Hogwort is a branching annual, densely covered with white or rusty, star-shaped (stellate) hairs. Flowers are densely clustered at the stem tips, with male flowers toward the tip, and female flowers below. Male flowers have 5 tiny white petals and 10–14 anthers. Female flowers have 6–9 calyx lobes, lack petals, and the 3 styles are each split into two twice or thrice (thus, a total of 12–24 lobes). Blooms June–October. Leaves alternate, egg- or lance-shaped, the margins sometimes wavy, at least the middle and lower ones with long petioles. Fruits spherical capsules, densely hairy, about ¼ inch wide, splitting open to release 3 circular or oblong seeds.
Similar species: Seven Croton spp. are known from Missouri. One-seeded croton, or prairie tea (C. monanthogynus), is smaller and less weedy but is found in many of the same habitats. It has only 1 seed per capsule.
Height: 8–36 inches (usually less than 18 inches).
Scattered nearly statewide.
Habitat and Conservation
Occurs in glades, upland and sand prairies, pastures, dry ditches, old fields, farmyards, railroads, roadsides, and other open, sandy, disturbed areas. A common summer pasture plant that is usually considered undesirable; it is usually seen in overgrazed pastures.
If the name croton sounds familiar, it should, as there are several colorful varieties of a common houseplant called “croton.” They, however, are in a different genus, Codiaeum.

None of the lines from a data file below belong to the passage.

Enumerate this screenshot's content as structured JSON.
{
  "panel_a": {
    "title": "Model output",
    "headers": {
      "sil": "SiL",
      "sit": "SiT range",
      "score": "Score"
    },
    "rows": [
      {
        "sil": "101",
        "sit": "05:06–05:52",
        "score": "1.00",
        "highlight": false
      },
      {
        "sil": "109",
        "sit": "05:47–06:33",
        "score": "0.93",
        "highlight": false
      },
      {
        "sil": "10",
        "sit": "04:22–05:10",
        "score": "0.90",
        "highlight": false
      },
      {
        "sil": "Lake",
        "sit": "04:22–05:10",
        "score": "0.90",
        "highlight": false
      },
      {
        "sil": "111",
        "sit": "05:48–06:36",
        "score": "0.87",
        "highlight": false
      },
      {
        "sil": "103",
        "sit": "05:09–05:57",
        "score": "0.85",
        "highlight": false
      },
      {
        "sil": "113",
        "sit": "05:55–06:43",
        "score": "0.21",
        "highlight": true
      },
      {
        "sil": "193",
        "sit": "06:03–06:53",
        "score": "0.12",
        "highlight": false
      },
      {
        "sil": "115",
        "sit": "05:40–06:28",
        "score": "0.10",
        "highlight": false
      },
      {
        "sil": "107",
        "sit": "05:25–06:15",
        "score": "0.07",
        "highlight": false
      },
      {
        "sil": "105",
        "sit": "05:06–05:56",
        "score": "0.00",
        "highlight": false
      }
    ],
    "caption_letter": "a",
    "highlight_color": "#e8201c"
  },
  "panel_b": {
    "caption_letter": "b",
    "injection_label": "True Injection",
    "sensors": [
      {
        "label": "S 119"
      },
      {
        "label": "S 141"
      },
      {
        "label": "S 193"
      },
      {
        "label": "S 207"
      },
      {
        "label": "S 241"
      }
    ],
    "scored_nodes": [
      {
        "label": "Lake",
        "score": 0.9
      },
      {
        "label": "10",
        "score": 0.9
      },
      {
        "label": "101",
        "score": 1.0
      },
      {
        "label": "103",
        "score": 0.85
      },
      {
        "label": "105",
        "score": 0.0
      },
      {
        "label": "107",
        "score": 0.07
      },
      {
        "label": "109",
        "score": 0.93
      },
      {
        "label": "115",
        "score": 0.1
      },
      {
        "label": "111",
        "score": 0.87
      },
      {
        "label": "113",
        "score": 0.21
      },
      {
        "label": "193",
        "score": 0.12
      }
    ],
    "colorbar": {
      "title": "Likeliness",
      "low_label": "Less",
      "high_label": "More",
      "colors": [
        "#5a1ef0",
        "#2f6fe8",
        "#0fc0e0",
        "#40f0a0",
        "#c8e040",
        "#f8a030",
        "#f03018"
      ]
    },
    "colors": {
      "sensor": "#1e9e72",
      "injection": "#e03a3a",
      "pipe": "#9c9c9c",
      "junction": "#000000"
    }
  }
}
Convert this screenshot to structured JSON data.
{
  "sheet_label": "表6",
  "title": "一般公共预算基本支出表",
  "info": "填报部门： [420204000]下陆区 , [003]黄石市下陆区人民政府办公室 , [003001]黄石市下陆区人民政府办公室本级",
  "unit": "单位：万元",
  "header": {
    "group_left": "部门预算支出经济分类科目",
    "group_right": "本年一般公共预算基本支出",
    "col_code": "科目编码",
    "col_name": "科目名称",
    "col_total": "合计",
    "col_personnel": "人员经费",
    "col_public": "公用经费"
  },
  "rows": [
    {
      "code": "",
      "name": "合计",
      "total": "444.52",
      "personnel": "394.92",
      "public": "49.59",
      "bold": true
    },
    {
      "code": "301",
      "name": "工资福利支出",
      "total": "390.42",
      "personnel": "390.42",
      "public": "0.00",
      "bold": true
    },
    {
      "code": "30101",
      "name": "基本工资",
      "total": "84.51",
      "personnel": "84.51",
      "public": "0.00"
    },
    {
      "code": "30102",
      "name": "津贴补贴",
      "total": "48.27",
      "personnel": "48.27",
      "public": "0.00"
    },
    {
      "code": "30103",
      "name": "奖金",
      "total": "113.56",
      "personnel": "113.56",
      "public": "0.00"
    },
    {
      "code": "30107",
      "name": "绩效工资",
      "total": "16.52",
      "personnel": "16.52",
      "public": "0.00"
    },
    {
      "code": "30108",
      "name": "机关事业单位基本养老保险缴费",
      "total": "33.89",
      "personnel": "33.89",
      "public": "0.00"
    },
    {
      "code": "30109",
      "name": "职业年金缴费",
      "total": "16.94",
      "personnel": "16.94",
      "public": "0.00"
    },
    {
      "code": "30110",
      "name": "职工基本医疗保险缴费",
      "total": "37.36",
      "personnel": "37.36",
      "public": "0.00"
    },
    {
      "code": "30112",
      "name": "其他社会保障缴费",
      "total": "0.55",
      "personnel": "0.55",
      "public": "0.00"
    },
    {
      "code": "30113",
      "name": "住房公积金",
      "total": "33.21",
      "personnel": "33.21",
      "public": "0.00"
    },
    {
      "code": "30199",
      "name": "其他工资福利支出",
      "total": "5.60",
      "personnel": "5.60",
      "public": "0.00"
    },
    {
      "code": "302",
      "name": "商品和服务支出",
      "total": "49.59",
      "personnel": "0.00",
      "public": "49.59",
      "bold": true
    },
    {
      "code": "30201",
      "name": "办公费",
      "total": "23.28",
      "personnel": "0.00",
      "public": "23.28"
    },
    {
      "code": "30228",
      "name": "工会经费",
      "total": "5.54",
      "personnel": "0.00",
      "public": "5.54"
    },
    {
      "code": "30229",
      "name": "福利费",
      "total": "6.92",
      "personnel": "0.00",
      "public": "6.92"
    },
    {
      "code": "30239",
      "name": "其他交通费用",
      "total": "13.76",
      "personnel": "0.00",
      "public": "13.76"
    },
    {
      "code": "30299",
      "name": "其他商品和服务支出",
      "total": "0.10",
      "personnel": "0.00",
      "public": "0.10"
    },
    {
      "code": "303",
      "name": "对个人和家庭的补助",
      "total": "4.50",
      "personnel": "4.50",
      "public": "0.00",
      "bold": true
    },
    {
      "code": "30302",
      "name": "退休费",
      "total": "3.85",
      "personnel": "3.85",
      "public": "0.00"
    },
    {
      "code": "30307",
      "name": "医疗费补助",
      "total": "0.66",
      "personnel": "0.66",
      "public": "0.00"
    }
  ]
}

All are in the spurge or euphorb family, however. Other members of the euphorb family include poinsettias, the rubber tree, castor beans, and a remarkable tropical plant called the sandbox tree (also known as the "monkey no-climb tree" or "dynamite tree"), which you should look up when you get a chance, because botany can be so bizarre.
Cattle can become poisoned if they eat hay contaminated with hogwort, but in pastures they tend to avoid eating these bitter, toxic plants. Thus a pasture with lots of hogwort is probably overgrazed.
The dense, stellate hairs of these plants are easily shed when handled and can cause eye irritation.
Author J.K. Rowling did not knowingly name Harry Potter's school of wizardry "Hogwarts" after this plant, but she admitted she must have seen a specimen at the Kew botanical gardens in London at some time, and the name might have stuck in her memory. She recalled it as a lily, however, so she might have seen something very different from this rather lowly pasture weed. And indeed, a completely different plant, giant hogweed (Heracleum mantegazzianum, in the carrot/parsley family and also not a lily), a native to central Asia, was introduced to the United Kingdom in the 1800s as an ornamental. Reaching 20 feet in height, that spectacular plant is an unwanted invasive in Europe. Contact with the sap causes severe blistering and burning of the skin following exposure to sunlight. It, or some other "hogweed" species of Heracleum, might have been the plant Rowling saw. Unfortunately, giant hogweed is currently spreading invasively in the United States, too.
Northern bobwhite and other birds eat the seeds, and dense stands of hogwort and other plants provide good cover for a variety of small animals.
Both hogwort and one-seeded croton are larval food plants for the goatweed butterfly. Goatweed is another common name for hogwort, as is doveweed.